Project description:The purpose of this 3-way crossover study was to identify the effective dose of soy protein isolate enriched with isoflavones for suppressing bone resorption in postmenopausal women using a novel, rapid assessment of antibone resorbing treatments.Thirteen postmenopausal women (>or=6 yr since menopause) were predosed with 41Ca iv. After a 200-d baseline period, subjects were given 43 g soy protein/d that contained 0, 97.5, or 135.5 mg total isoflavones in randomized order. The soy protein isolate powder was incorporated into baked products and beverages.

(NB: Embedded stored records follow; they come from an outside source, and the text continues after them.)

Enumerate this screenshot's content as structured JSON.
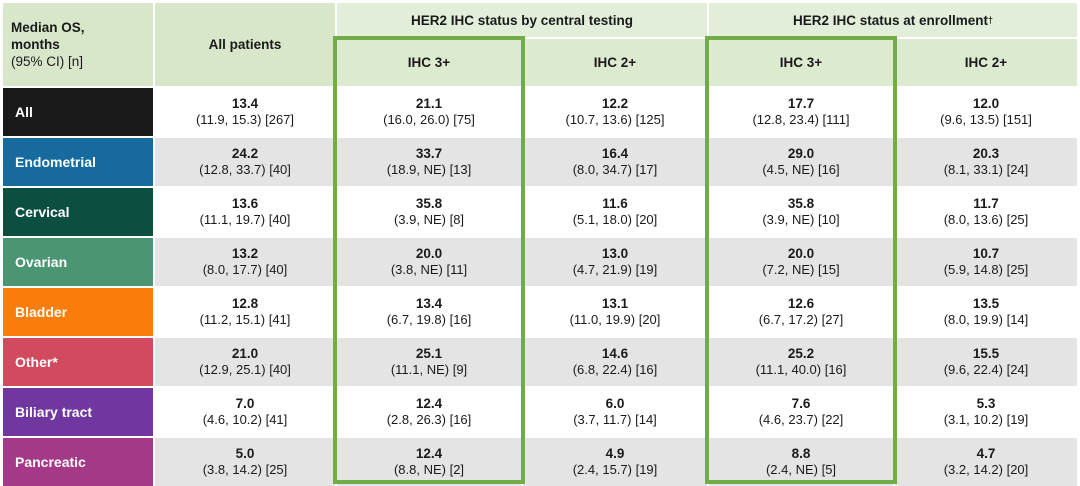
{
  "chart_data": {
    "type": "table",
    "corner": {
      "line1": "Median OS,",
      "line2": "months",
      "line3": "(95% CI) [n]"
    },
    "col_all_patients": "All patients",
    "group_central": "HER2 IHC status by central testing",
    "group_enrollment": "HER2 IHC status at enrollment",
    "group_enrollment_sup": "†",
    "subheaders": {
      "central_ihc3": "IHC 3+",
      "central_ihc2": "IHC 2+",
      "enroll_ihc3": "IHC 3+",
      "enroll_ihc2": "IHC 2+"
    },
    "highlight_color": "#70ad47",
    "rows": [
      {
        "label": "All",
        "label_color": "#1a1a1a",
        "cells": [
          {
            "value": "13.4",
            "ci": "(11.9, 15.3) [267]"
          },
          {
            "value": "21.1",
            "ci": "(16.0, 26.0) [75]"
          },
          {
            "value": "12.2",
            "ci": "(10.7, 13.6) [125]"
          },
          {
            "value": "17.7",
            "ci": "(12.8, 23.4) [111]"
          },
          {
            "value": "12.0",
            "ci": "(9.6, 13.5) [151]"
          }
        ]
      },
      {
        "label": "Endometrial",
        "label_color": "#176a9e",
        "cells": [
          {
            "value": "24.2",
            "ci": "(12.8, 33.7) [40]"
          },
          {
            "value": "33.7",
            "ci": "(18.9, NE) [13]"
          },
          {
            "value": "16.4",
            "ci": "(8.0, 34.7) [17]"
          },
          {
            "value": "29.0",
            "ci": "(4.5, NE) [16]"
          },
          {
            "value": "20.3",
            "ci": "(8.1, 33.1) [24]"
          }
        ]
      },
      {
        "label": "Cervical",
        "label_color": "#0c4f40",
        "cells": [
          {
            "value": "13.6",
            "ci": "(11.1, 19.7) [40]"
          },
          {
            "value": "35.8",
            "ci": "(3.9, NE) [8]"
          },
          {
            "value": "11.6",
            "ci": "(5.1, 18.0) [20]"
          },
          {
            "value": "35.8",
            "ci": "(3.9, NE) [10]"
          },
          {
            "value": "11.7",
            "ci": "(8.0, 13.6) [25]"
          }
        ]
      },
      {
        "label": "Ovarian",
        "label_color": "#4a9572",
        "cells": [
          {
            "value": "13.2",
            "ci": "(8.0, 17.7) [40]"
          },
          {
            "value": "20.0",
            "ci": "(3.8, NE) [11]"
          },
          {
            "value": "13.0",
            "ci": "(4.7, 21.9) [19]"
          },
          {
            "value": "20.0",
            "ci": "(7.2, NE) [15]"
          },
          {
            "value": "10.7",
            "ci": "(5.9, 14.8) [25]"
          }
        ]
      },
      {
        "label": "Bladder",
        "label_color": "#f97d0b",
        "cells": [
          {
            "value": "12.8",
            "ci": "(11.2, 15.1) [41]"
          },
          {
            "value": "13.4",
            "ci": "(6.7, 19.8) [16]"
          },
          {
            "value": "13.1",
            "ci": "(11.0, 19.9) [20]"
          },
          {
            "value": "12.6",
            "ci": "(6.7, 17.2) [27]"
          },
          {
            "value": "13.5",
            "ci": "(8.0, 19.9) [14]"
          }
        ]
      },
      {
        "label": "Other*",
        "label_color": "#d14a5e",
        "cells": [
          {
            "value": "21.0",
            "ci": "(12.9, 25.1) [40]"
          },
          {
            "value": "25.1",
            "ci": "(11.1, NE) [9]"
          },
          {
            "value": "14.6",
            "ci": "(6.8, 22.4) [16]"
          },
          {
            "value": "25.2",
            "ci": "(11.1, 40.0) [16]"
          },
          {
            "value": "15.5",
            "ci": "(9.6, 22.4) [24]"
          }
        ]
      },
      {
        "label": "Biliary tract",
        "label_color": "#7137a0",
        "cells": [
          {
            "value": "7.0",
            "ci": "(4.6, 10.2) [41]"
          },
          {
            "value": "12.4",
            "ci": "(2.8, 26.3) [16]"
          },
          {
            "value": "6.0",
            "ci": "(3.7, 11.7) [14]"
          },
          {
            "value": "7.6",
            "ci": "(4.6, 23.7) [22]"
          },
          {
            "value": "5.3",
            "ci": "(3.1, 10.2) [19]"
          }
        ]
      },
      {
        "label": "Pancreatic",
        "label_color": "#a43a87",
        "cells": [
          {
            "value": "5.0",
            "ci": "(3.8, 14.2) [25]"
          },
          {
            "value": "12.4",
            "ci": "(8.8, NE) [2]"
          },
          {
            "value": "4.9",
            "ci": "(2.4, 15.7) [19]"
          },
          {
            "value": "8.8",
            "ci": "(2.4, NE) [5]"
          },
          {
            "value": "4.7",
            "ci": "(3.2, 14.2) [20]"
          }
        ]
      }
    ]
  }
}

Each 50-d intervention phase was preceded by a 50-d pretreatment phase for comparison. Serum isoflavone levels and biochemical markers were measured at the end of each phase. Twenty-four-hour urine samples were collected approximately every 10 d during each phase for 41Ca/Ca analysis by accelerator mass spectrometry.Serum isoflavone levels reflected the amount of isoflavones consumed in a dose-dependent manner. None of the isoflavone levels had a significant effect on biochemical markers of bone turnover, urinary cross-linked N teleopeptides of type I collagen and serum osteocalcin, or bone turnover as assessed by urinary 41Ca/Ca ratios.Soy protein with isoflavone doses of up to 135.5 mg/d did not suppress bone resorption in postmenopausal women. This is the first efficacy trial using the novel technique of urinary 41Ca excretion from prelabeled bone.